AN: I just can't sleep, so you guys get fluff.

Disclaimer: I do not own Wreck it Ralph. Disney does.


She was used to waking up alone.

She always had been. The only woman on the team, she often had a room to herself, the three other beds turning into shelves for her things. Sometimes the men would complain; her being alone often meant the rest of them had to double up more than they already were, five or six stuffed together for the months they were on the ships. But more often than not she never heard anything about it, and whenever the offer was made for her to share with some of her better known crew members, it was always turned down.

So she always woke up alone.

Once, for a while, she didn't have to. She found someone, someone she affectionately called her 'Science' when discussing him with the men, who was there when she awoke each morning. Sometimes making coffee and teasingly berating her for sleeping past her four am alarm, sometimes still asleep himself, drooling into the pile of pillows he refused to sleep without.
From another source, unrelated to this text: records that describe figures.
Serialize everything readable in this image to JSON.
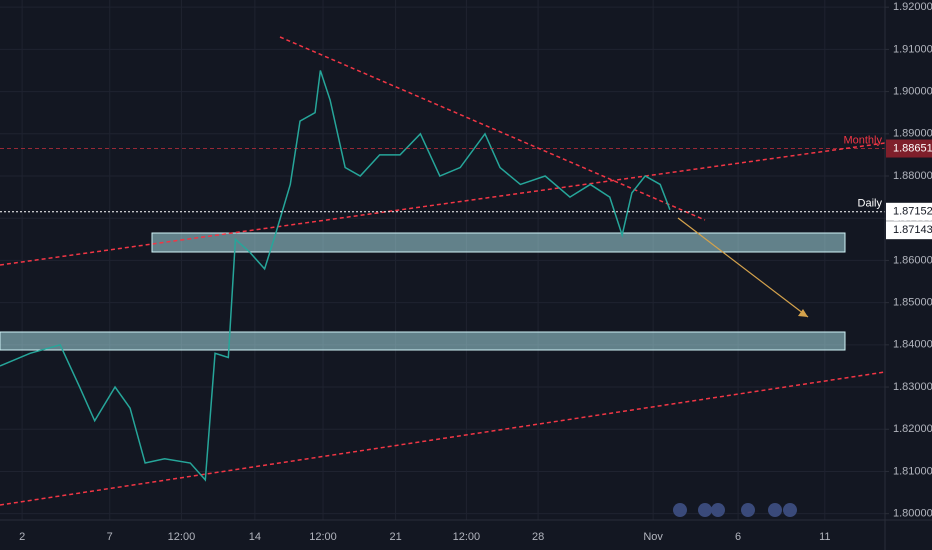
{
  "chart_data": {
    "type": "line",
    "x": [
      0,
      3.4,
      6.8,
      9.0,
      10.7,
      13.0,
      14.7,
      16.4,
      18.6,
      21.5,
      23.2,
      24.3,
      25.8,
      26.6,
      28.2,
      29.9,
      31.1,
      32.8,
      33.9,
      35.6,
      36.2,
      37.3,
      39.0,
      40.7,
      42.9,
      45.2,
      47.5,
      49.7,
      52.0,
      54.8,
      56.5,
      58.8,
      61.6,
      64.4,
      66.7,
      68.9,
      70.3,
      71.4,
      72.9,
      74.6,
      75.7
    ],
    "series": [
      {
        "color": "#26a69a",
        "values": [
          1.835,
          1.838,
          1.84,
          1.83,
          1.822,
          1.83,
          1.825,
          1.812,
          1.813,
          1.812,
          1.808,
          1.838,
          1.837,
          1.865,
          1.862,
          1.858,
          1.866,
          1.878,
          1.893,
          1.895,
          1.905,
          1.898,
          1.882,
          1.88,
          1.885,
          1.885,
          1.89,
          1.88,
          1.882,
          1.89,
          1.882,
          1.878,
          1.88,
          1.875,
          1.878,
          1.875,
          1.866,
          1.876,
          1.88,
          1.878,
          1.872
        ]
      }
    ],
    "xlim": [
      0,
      100
    ],
    "xticks": [
      {
        "value": 2.5,
        "label": "2"
      },
      {
        "value": 12.4,
        "label": "7"
      },
      {
        "value": 20.5,
        "label": "12:00"
      },
      {
        "value": 28.8,
        "label": "14"
      },
      {
        "value": 36.5,
        "label": "12:00"
      },
      {
        "value": 44.7,
        "label": "21"
      },
      {
        "value": 52.7,
        "label": "12:00"
      },
      {
        "value": 60.8,
        "label": "28"
      },
      {
        "value": 73.8,
        "label": "Nov"
      },
      {
        "value": 83.4,
        "label": "6"
      },
      {
        "value": 93.2,
        "label": "11"
      }
    ],
    "ylim": [
      1.7985,
      1.9217
    ],
    "yticks": [
      {
        "value": 1.8,
        "label": "1.80000"
      },
      {
        "value": 1.81,
        "label": "1.81000"
      },
      {
        "value": 1.82,
        "label": "1.82000"
      },
      {
        "value": 1.83,
        "label": "1.83000"
      },
      {
        "value": 1.84,
        "label": "1.84000"
      },
      {
        "value": 1.85,
        "label": "1.85000"
      },
      {
        "value": 1.86,
        "label": "1.86000"
      },
      {
        "value": 1.87,
        "label": "1.87000"
      },
      {
        "value": 1.88,
        "label": "1.88000"
      },
      {
        "value": 1.89,
        "label": "1.89000"
      },
      {
        "value": 1.9,
        "label": "1.90000"
      },
      {
        "value": 1.91,
        "label": "1.91000"
      },
      {
        "value": 1.92,
        "label": "1.92000"
      }
    ],
    "grid": true,
    "levels": [
      {
        "name": "Monthly",
        "value": 1.88651,
        "color": "#f23645"
      },
      {
        "name": "Daily",
        "value": 1.87152,
        "color": "#ffffff"
      }
    ],
    "last_price": 1.87143
  }
}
She got used never sleeping alone.

Then she had to.

It took her a long while to get used to it again, falling sleep without the sound of him next to her. She never really did, in a way. She moved out of the too large room, forcing her way into the one Kohut shared with two other men, her glare and a barked order enough to keep them from packing their bags and leaving when she did. It helped; nowhere near enough, never enough, but a little bit, it helped. Helped to teach her how to bite back the screams the nightmares tore from her throat, so she wouldn't wake the others. Helped to teach her how to get through each day one at a time, the sounds of their sleeping around her reminding her in the dead of night why she still fought.

Having them there helped, but she still woke up alone.

She still woke up alone, at least until a great oaf of a wrecker screwed up her game and introduced her to 'Short Stuff.'

He was the one who finally did it. It didn't take long before they were sharing a bed more nights than not, her head pillowed against his shoulder just to hear him breath. Just to make sure he wasn't another dream that made itself far too real. He never complained, never said a word against her; just ran his hands through her hair and shifted her head back onto him whenever it fell in her sleep.

Tamora had been used to always waking up alone. But with Felix, she never had to again.